Rooting out racism in AI systems -- there's no time to lose

#artificialintelligence 

How will AI strategy in the enterprise be changed by the widespread attention to systemic racism? Like a lot of complicated topics, the discussion of racism in AI systems tends to be filtered through events that make headline news -- the Microsoft chatbot that Twitter users turned into a racist, the Google algorithm that labeled images of Black people as gorillas, the photo-enhancing algorithm that changed a grainy headshot of former President Barack Obama into a white man's face. Less sensational but even more alarming are the exposés on race-biased algorithms that influence life-altering decisions on who should get loans and medical care or be arrested.
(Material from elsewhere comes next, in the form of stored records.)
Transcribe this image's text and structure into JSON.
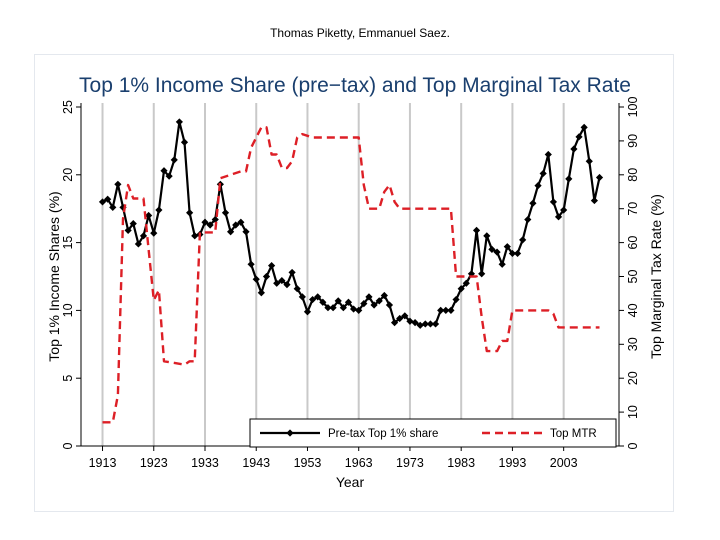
{
  "header": {
    "author": "Thomas Piketty, Emmanuel Saez."
  },
  "chart_data": {
    "type": "line",
    "title": "Top 1% Income Share (pre−tax) and Top Marginal Tax Rate",
    "xlabel": "Year",
    "ylabel_left": "Top 1% Income Shares (%)",
    "ylabel_right": "Top Marginal Tax Rate (%)",
    "xlim": [
      1913,
      2010
    ],
    "ylim_left": [
      0,
      25
    ],
    "ylim_right": [
      0,
      100
    ],
    "x_ticks": [
      1913,
      1923,
      1933,
      1943,
      1953,
      1963,
      1973,
      1983,
      1993,
      2003
    ],
    "y_ticks_left": [
      0,
      5,
      10,
      15,
      20,
      25
    ],
    "y_ticks_right": [
      0,
      10,
      20,
      30,
      40,
      50,
      60,
      70,
      80,
      90,
      100
    ],
    "grid": "vertical lines at x ticks",
    "legend_placement": "bottom-right",
    "series": [
      {
        "name": "Pre-tax Top 1% share",
        "axis": "left",
        "color": "#000000",
        "style": "solid-with-diamond-markers",
        "points": [
          [
            1913,
            18.0
          ],
          [
            1914,
            18.2
          ],
          [
            1915,
            17.6
          ],
          [
            1916,
            19.3
          ],
          [
            1917,
            17.6
          ],
          [
            1918,
            15.9
          ],
          [
            1919,
            16.4
          ],
          [
            1920,
            14.9
          ],
          [
            1921,
            15.5
          ],
          [
            1922,
            17.0
          ],
          [
            1923,
            15.7
          ],
          [
            1924,
            17.4
          ],
          [
            1925,
            20.3
          ],
          [
            1926,
            19.9
          ],
          [
            1927,
            21.1
          ],
          [
            1928,
            23.9
          ],
          [
            1929,
            22.4
          ],
          [
            1930,
            17.2
          ],
          [
            1931,
            15.5
          ],
          [
            1932,
            15.6
          ],
          [
            1933,
            16.5
          ],
          [
            1934,
            16.3
          ],
          [
            1935,
            16.7
          ],
          [
            1936,
            19.3
          ],
          [
            1937,
            17.2
          ],
          [
            1938,
            15.8
          ],
          [
            1939,
            16.3
          ],
          [
            1940,
            16.5
          ],
          [
            1941,
            15.8
          ],
          [
            1942,
            13.4
          ],
          [
            1943,
            12.3
          ],
          [
            1944,
            11.3
          ],
          [
            1945,
            12.5
          ],
          [
            1946,
            13.3
          ],
          [
            1947,
            12.0
          ],
          [
            1948,
            12.2
          ],
          [
            1949,
            11.9
          ],
          [
            1950,
            12.8
          ],
          [
            1951,
            11.6
          ],
          [
            1952,
            11.0
          ],
          [
            1953,
            9.9
          ],
          [
            1954,
            10.8
          ],
          [
            1955,
            11.0
          ],
          [
            1956,
            10.6
          ],
          [
            1957,
            10.2
          ],
          [
            1958,
            10.2
          ],
          [
            1959,
            10.7
          ],
          [
            1960,
            10.2
          ],
          [
            1961,
            10.6
          ],
          [
            1962,
            10.1
          ],
          [
            1963,
            10.0
          ],
          [
            1964,
            10.5
          ],
          [
            1965,
            11.0
          ],
          [
            1966,
            10.4
          ],
          [
            1967,
            10.7
          ],
          [
            1968,
            11.1
          ],
          [
            1969,
            10.4
          ],
          [
            1970,
            9.1
          ],
          [
            1971,
            9.4
          ],
          [
            1972,
            9.6
          ],
          [
            1973,
            9.2
          ],
          [
            1974,
            9.1
          ],
          [
            1975,
            8.9
          ],
          [
            1976,
            9.0
          ],
          [
            1977,
            9.0
          ],
          [
            1978,
            9.0
          ],
          [
            1979,
            10.0
          ],
          [
            1980,
            10.0
          ],
          [
            1981,
            10.0
          ],
          [
            1982,
            10.8
          ],
          [
            1983,
            11.6
          ],
          [
            1984,
            12.0
          ],
          [
            1985,
            12.7
          ],
          [
            1986,
            15.9
          ],
          [
            1987,
            12.7
          ],
          [
            1988,
            15.5
          ],
          [
            1989,
            14.5
          ],
          [
            1990,
            14.3
          ],
          [
            1991,
            13.4
          ],
          [
            1992,
            14.7
          ],
          [
            1993,
            14.2
          ],
          [
            1994,
            14.2
          ],
          [
            1995,
            15.2
          ],
          [
            1996,
            16.7
          ],
          [
            1997,
            17.9
          ],
          [
            1998,
            19.2
          ],
          [
            1999,
            20.1
          ],
          [
            2000,
            21.5
          ],
          [
            2001,
            18.0
          ],
          [
            2002,
            16.9
          ],
          [
            2003,
            17.4
          ],
          [
            2004,
            19.7
          ],
          [
            2005,
            21.9
          ],
          [
            2006,
            22.8
          ],
          [
            2007,
            23.5
          ],
          [
            2008,
            21.0
          ],
          [
            2009,
            18.1
          ],
          [
            2010,
            19.8
          ]
        ]
      },
      {
        "name": "Top MTR",
        "axis": "right",
        "color": "#dd1f26",
        "style": "dashed",
        "points": [
          [
            1913,
            7
          ],
          [
            1915,
            7
          ],
          [
            1916,
            15
          ],
          [
            1917,
            67
          ],
          [
            1918,
            77
          ],
          [
            1919,
            73
          ],
          [
            1921,
            73
          ],
          [
            1922,
            58
          ],
          [
            1923,
            43
          ],
          [
            1924,
            46
          ],
          [
            1925,
            25
          ],
          [
            1929,
            24
          ],
          [
            1930,
            25
          ],
          [
            1931,
            25
          ],
          [
            1932,
            63
          ],
          [
            1935,
            63
          ],
          [
            1936,
            79
          ],
          [
            1940,
            81
          ],
          [
            1941,
            81
          ],
          [
            1942,
            88
          ],
          [
            1944,
            94
          ],
          [
            1945,
            94
          ],
          [
            1946,
            86
          ],
          [
            1947,
            86
          ],
          [
            1948,
            82
          ],
          [
            1949,
            82
          ],
          [
            1950,
            84
          ],
          [
            1951,
            91
          ],
          [
            1952,
            92
          ],
          [
            1954,
            91
          ],
          [
            1963,
            91
          ],
          [
            1964,
            77
          ],
          [
            1965,
            70
          ],
          [
            1967,
            70
          ],
          [
            1968,
            75
          ],
          [
            1969,
            77
          ],
          [
            1970,
            72
          ],
          [
            1971,
            70
          ],
          [
            1981,
            70
          ],
          [
            1982,
            50
          ],
          [
            1986,
            50
          ],
          [
            1987,
            38
          ],
          [
            1988,
            28
          ],
          [
            1990,
            28
          ],
          [
            1991,
            31
          ],
          [
            1992,
            31
          ],
          [
            1993,
            40
          ],
          [
            2000,
            40
          ],
          [
            2001,
            39
          ],
          [
            2002,
            35
          ],
          [
            2010,
            35
          ]
        ]
      }
    ]
  }
}
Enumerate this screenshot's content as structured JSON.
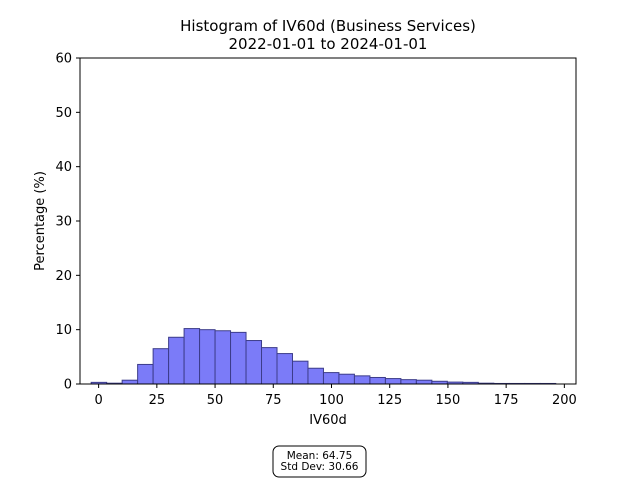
{
  "chart_data": {
    "type": "bar",
    "title": "Histogram of IV60d (Business Services)",
    "subtitle": "2022-01-01 to 2024-01-01",
    "xlabel": "IV60d",
    "ylabel": "Percentage (%)",
    "xlim": [
      -8,
      205
    ],
    "ylim": [
      0,
      60
    ],
    "xticks": [
      0,
      25,
      50,
      75,
      100,
      125,
      150,
      175,
      200
    ],
    "yticks": [
      0,
      10,
      20,
      30,
      40,
      50,
      60
    ],
    "bin_width": 6.65,
    "bin_starts": [
      -3.2,
      3.45,
      10.1,
      16.75,
      23.4,
      30.05,
      36.7,
      43.35,
      50.0,
      56.65,
      63.3,
      69.95,
      76.6,
      83.25,
      89.9,
      96.55,
      103.2,
      109.85,
      116.5,
      123.15,
      129.8,
      136.45,
      143.1,
      149.75,
      156.4,
      163.05,
      169.7,
      176.35,
      183.0,
      189.65
    ],
    "values": [
      0.3,
      0.15,
      0.7,
      3.6,
      6.5,
      8.6,
      10.2,
      10.0,
      9.8,
      9.5,
      8.0,
      6.7,
      5.6,
      4.2,
      2.9,
      2.1,
      1.8,
      1.5,
      1.2,
      1.0,
      0.8,
      0.7,
      0.5,
      0.35,
      0.3,
      0.15,
      0.1,
      0.1,
      0.1,
      0.1
    ],
    "bar_color": "#7b7bf8",
    "edge_color": "#3c3c8a",
    "grid": false,
    "stats": {
      "mean_label": "Mean: 64.75",
      "std_label": "Std Dev: 30.66"
    }
  }
}
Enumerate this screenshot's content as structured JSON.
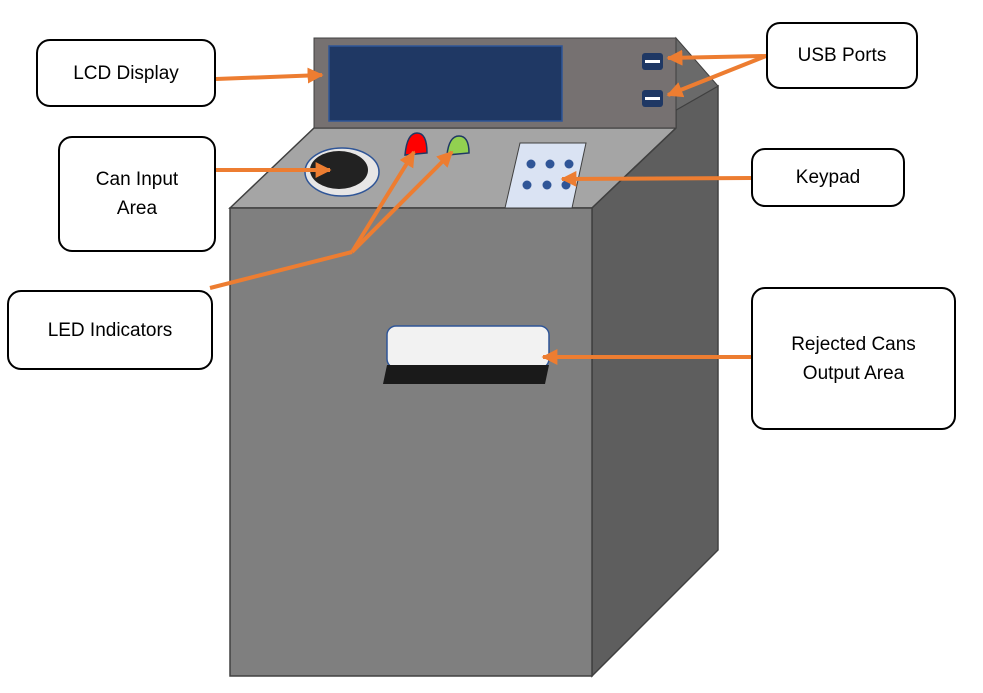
{
  "labels": {
    "lcd_display": "LCD Display",
    "usb_ports": "USB Ports",
    "can_input_area": "Can Input\nArea",
    "keypad": "Keypad",
    "led_indicators": "LED Indicators",
    "rejected_cans_output_area": "Rejected Cans\nOutput Area"
  },
  "colors": {
    "arrow": "#ED7D31",
    "body_front": "#7F7F7F",
    "body_side": "#5E5E5E",
    "body_top": "#A5A5A5",
    "lcd_panel": "#1F3864",
    "led_red": "#FF0000",
    "led_green": "#92D050",
    "keypad_buttons": "#2F5597"
  }
}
Stories like these call attention to serious problems with society's application of artificial intelligence, but to understand racism in AI -- and form a business strategy for dealing with it -- enterprise leaders must get beneath the surface of the news and beyond the algorithm. "I think that racism and bias are rampant in AI and data science from inception," said Desmond Upton Patton, associate professor of sociology at Columbia University. "It starts with how we conceive a problem [for AI to solve]. The people involved in defining the problem approach it from a biased lens. It also reaches down into how we categorize the data, and how the AI tools are created. What is missing is racial inclusivity into who gets to develop AI tools."